IIRC when we bought TigerBlue a "kit" was part of the horde of parts we received with the car. No I do not have it. Again IIRC I gave it? sold it? to Dan W. I think he only wanted the steering rack to rebuild?

The kit corrected the ackerman angles by via complex system of connected bell-cranks, levers and pivot points welded to the cross-member. Because my priority was/is high performance driving, Open Track events it seemed risky to me to install it.

I did ante up later for Dale to install the MG steering rack and arms for quicker steering ratio and "improved" not corrected ackerman.

Rick
 
Here's a couple of pics of Lou's kit on a car at TUXXXII... ( click on 'em for a larger pic ) I got interested in it a few years ago and with the help of the original drawing, made my own setup... I mounted the links somewhat differently though.

Lou's original drawings are on my album page... http://catmbr.org/VB_forum/album.php?albumid=14


Jim
B382000446
 
More Anderson info ?

Jim, I know there is more info out there than is contained in your album link.

I have a VERY poor copy of the install instructions that is no longer readable.

The main question I have is: What is the dimension (center to center or short sides of the ID of the balls) of the rod end pairs?

After about 36 years playing with Tigers, I'm finally playing with a car that has the kit, but it has ISSUES.

It would be nice to NOT have to go through the hoops that someone has already done.

And, How many cars are still running an Anderson Kit?
 
Jim, I know there is more info out there than is contained in your album link.

I have a VERY poor copy of the install instructions that is no longer readable.

The main question I have is: What is the dimension (center to center or short sides of the ID of the balls) of the rod end pairs?

After about 36 years playing with Tigers, I'm finally playing with a car that has the kit, but it has ISSUES.

It would be nice to NOT have to go through the hoops that someone has already done.

And, How many cars are still running an Anderson Kit?

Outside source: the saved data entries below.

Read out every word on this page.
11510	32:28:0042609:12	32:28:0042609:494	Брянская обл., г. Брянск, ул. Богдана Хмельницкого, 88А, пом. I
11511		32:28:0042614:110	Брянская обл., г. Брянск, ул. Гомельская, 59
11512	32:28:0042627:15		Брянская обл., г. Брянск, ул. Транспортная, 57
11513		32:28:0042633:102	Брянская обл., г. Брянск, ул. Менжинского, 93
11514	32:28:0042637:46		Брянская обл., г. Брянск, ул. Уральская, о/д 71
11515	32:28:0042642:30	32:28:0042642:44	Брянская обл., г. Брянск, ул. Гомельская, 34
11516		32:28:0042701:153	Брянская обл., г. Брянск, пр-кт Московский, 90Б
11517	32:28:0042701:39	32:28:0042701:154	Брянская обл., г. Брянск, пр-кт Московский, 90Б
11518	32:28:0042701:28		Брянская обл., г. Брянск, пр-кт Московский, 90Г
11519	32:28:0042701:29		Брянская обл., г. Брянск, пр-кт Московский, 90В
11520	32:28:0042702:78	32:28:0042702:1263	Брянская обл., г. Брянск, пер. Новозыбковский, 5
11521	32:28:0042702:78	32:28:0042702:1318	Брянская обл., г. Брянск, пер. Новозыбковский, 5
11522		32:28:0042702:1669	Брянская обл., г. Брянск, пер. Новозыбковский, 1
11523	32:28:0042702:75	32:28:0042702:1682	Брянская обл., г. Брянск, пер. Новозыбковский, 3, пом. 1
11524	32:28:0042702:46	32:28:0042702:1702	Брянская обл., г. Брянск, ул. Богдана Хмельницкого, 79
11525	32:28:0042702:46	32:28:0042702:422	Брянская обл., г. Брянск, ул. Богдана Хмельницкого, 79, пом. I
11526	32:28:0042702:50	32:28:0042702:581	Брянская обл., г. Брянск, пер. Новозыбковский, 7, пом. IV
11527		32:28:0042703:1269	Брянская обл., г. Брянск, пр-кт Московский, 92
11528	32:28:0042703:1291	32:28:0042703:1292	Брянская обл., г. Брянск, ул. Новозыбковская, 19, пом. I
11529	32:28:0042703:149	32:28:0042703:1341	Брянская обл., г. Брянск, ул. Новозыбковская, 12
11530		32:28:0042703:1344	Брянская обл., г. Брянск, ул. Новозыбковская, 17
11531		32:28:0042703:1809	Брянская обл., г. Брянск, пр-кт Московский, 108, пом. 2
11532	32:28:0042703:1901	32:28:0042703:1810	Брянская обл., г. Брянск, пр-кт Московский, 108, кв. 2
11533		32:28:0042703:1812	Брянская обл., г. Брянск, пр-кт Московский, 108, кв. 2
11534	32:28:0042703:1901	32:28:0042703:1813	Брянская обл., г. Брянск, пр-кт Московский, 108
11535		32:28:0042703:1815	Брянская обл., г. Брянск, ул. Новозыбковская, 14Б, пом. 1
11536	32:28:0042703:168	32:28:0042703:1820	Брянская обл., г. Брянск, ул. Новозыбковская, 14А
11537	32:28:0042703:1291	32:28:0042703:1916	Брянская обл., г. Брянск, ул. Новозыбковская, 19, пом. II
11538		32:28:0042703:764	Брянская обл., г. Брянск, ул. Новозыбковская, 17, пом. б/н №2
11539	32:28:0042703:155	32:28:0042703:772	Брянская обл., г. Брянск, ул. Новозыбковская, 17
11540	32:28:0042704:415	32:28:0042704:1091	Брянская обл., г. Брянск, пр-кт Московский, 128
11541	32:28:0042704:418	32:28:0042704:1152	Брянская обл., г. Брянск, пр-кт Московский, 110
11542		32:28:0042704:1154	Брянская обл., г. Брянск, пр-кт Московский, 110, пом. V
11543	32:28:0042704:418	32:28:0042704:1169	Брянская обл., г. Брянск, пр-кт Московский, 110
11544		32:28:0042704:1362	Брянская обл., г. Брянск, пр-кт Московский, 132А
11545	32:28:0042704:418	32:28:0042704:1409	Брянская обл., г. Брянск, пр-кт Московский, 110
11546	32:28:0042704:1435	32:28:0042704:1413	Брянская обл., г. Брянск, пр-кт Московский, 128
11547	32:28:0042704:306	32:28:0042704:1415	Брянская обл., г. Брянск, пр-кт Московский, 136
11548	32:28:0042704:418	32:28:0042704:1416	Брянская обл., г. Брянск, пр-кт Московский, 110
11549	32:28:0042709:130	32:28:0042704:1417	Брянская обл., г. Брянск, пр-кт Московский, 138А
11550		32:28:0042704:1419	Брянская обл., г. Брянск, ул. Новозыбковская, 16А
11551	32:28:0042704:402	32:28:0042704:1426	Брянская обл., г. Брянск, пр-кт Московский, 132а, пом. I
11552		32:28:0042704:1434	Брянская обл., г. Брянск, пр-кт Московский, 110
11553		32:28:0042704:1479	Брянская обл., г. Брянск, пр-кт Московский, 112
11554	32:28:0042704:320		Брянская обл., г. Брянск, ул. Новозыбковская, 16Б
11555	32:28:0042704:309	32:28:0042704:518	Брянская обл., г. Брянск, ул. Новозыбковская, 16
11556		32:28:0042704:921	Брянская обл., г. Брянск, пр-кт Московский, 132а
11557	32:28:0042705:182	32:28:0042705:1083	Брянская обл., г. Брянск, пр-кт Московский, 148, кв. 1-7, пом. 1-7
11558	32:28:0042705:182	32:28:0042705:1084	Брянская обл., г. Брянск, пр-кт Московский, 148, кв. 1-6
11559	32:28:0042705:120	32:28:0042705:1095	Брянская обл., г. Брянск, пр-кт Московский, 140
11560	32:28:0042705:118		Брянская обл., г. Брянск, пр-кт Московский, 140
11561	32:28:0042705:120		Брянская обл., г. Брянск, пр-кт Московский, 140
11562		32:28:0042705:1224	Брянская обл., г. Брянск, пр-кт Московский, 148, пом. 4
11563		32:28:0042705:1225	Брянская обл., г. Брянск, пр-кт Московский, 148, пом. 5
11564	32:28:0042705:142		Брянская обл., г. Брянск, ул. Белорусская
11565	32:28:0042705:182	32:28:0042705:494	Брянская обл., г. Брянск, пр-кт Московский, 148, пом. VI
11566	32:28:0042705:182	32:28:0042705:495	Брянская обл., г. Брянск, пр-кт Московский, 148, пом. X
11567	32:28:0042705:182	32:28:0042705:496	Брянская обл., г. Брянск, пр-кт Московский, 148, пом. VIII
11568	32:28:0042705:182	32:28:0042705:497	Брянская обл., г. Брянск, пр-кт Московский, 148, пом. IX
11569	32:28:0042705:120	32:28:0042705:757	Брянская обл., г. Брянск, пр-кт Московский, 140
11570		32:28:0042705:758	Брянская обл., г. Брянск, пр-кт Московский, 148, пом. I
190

The setup I made was based on Lou's ideas and worked very well... downside was that about half of the 10 heim joints showed a lot of wear after 5000 miles and I took it off the car. I used very high quality QA1 joints too :(
I've now moved the rotor/caliper/steering arm assembly outboard instead which helps a bit but I'll have to say that Lou's variable length tie rod idea gives you really good ackerman... maybe not so good bump steer though...
I managed to find the install papers that a Tiger owner sent me and just scanned them to my album so you can have a look there... don't see that he shows an actual measurement that your looking for.
We should maybe chat 'off' line as it's a pretty big subject!